MariaDB memory spikes and crash
We are running a MariaDB 10.5.8 server on GKE with 16Gb of RAM. The server have multiple times a day unexpected memory usage spikes that crash the server
1day memory usage graph (orange line is k8s requested ram)
A few extra details
- Server have 13.4 GB of available ram (excl. mysql)
- Occur even on quiet days (like today)
- QPS: ~150 (5% updates, 3% inserts)
- Avg Connections 50-150
- No unusual network traffic
-
slow_query_log
does not show any useful things
What am i missing here ? How so does the server ran out of memory ?
Next step will be enabling general_log
and try to see if i can catch what's occurring before the crash.
Configs
[mysqld]
skip-name-resolve
explicit_defaults_for_timestamp
character-set-server=UTF8
collation-server=utf8_general_ci
sql_mode=TRADITIONAL
innodb_buffer_pool_size=4G
tmp_table_size=32M
max_heap_table_size=32M
net_read_timeout=1800
net_write_timeout=1800
max_connections=300
open_files_limit=8192
Expected maximum memory usage
SELECT @@innodb_buffer_pool_size/1024/1024 as cur_buf, ROUND(
( @@GLOBAL.key_buffer_size
+ @@GLOBAL.query_cache_size
+ @@GLOBAL.tmp_table_size
+ @@GLOBAL.innodb_buffer_pool_size
+ @@GLOBAL.innodb_log_buffer_size
+ @@GLOBAL.max_connections * (
@@GLOBAL.sort_buffer_size
+ @@GLOBAL.read_buffer_size
+ @@GLOBAL.read_rnd_buffer_size
+ @@GLOBAL.join_buffer_size
+ @@GLOBAL.thread_stack
+ @@GLOBAL.binlog_cache_size)
) / 1024 / 1024, 1) `total MB`;
#cur_buf: 4096.00000000
# total MB: 5155.4
Current total index size
SELECT sum( ROUND(stat_value * @@innodb_page_size / 1024 / 1024, 2)) size_in_mb
FROM mysql.innodb_index_stats
WHERE stat_name = 'size' AND index_name != 'PRIMARY' ORDER BY `size_in_mb` DESC
# size_in_mb 6471.11
EDIT
updated status 2021-02-08
... Oh Yikes!
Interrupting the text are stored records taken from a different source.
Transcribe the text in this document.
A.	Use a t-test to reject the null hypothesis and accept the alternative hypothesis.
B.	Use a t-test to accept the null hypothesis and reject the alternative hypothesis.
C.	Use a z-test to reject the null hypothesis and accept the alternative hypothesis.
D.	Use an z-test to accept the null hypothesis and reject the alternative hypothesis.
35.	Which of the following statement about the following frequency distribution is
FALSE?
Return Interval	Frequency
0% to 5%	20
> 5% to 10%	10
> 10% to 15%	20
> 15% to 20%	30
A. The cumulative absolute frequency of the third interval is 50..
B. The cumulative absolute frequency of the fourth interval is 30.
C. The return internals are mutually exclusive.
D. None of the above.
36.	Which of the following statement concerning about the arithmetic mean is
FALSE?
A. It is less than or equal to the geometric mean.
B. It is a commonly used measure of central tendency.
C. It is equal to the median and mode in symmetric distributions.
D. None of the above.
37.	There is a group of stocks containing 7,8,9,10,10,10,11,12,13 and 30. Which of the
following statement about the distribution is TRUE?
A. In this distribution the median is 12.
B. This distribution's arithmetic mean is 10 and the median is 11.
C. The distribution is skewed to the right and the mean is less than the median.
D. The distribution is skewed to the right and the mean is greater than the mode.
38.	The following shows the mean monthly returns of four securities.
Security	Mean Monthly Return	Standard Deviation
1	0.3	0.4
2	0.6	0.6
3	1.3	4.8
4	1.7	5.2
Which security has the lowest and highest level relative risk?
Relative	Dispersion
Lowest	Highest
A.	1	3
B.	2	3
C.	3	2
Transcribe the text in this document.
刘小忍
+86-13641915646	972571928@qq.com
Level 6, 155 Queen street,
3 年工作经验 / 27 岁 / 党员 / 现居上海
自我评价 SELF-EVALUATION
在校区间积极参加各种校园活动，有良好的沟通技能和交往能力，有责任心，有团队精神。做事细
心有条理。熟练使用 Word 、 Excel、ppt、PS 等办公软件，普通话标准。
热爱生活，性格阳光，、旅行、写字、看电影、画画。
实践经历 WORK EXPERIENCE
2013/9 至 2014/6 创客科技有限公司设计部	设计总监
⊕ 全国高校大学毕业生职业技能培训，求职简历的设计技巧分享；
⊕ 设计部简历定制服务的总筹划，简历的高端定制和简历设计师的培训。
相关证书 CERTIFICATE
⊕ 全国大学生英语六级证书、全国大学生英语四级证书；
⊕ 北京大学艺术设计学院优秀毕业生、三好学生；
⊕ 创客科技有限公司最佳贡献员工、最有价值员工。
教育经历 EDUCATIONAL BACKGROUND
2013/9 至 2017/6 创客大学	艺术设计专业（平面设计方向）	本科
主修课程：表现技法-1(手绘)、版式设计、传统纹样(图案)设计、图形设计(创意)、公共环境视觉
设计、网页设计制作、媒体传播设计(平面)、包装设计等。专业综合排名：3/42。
There is some issues that were not there before ! ...
don't see a command prompt, try pressing enter.
[--] Status: +ARCHIVE +Aria +BLACKHOLE +CSV +InnoDB +MEMORY +MRG_MyISAM +MyISAM +PERFORMANCE_SCHEMA +SEQUENCE
[--] Data in InnoDB tables: 20.6G (Tables: 1680)
[OK] Total fragmented tables: 0
-------- Analysis Performance Metrics --------------------------------------------------------------
[--] innodb_stats_on_metadata: OFF
[OK] No stat updates during querying INFORMATION_SCHEMA.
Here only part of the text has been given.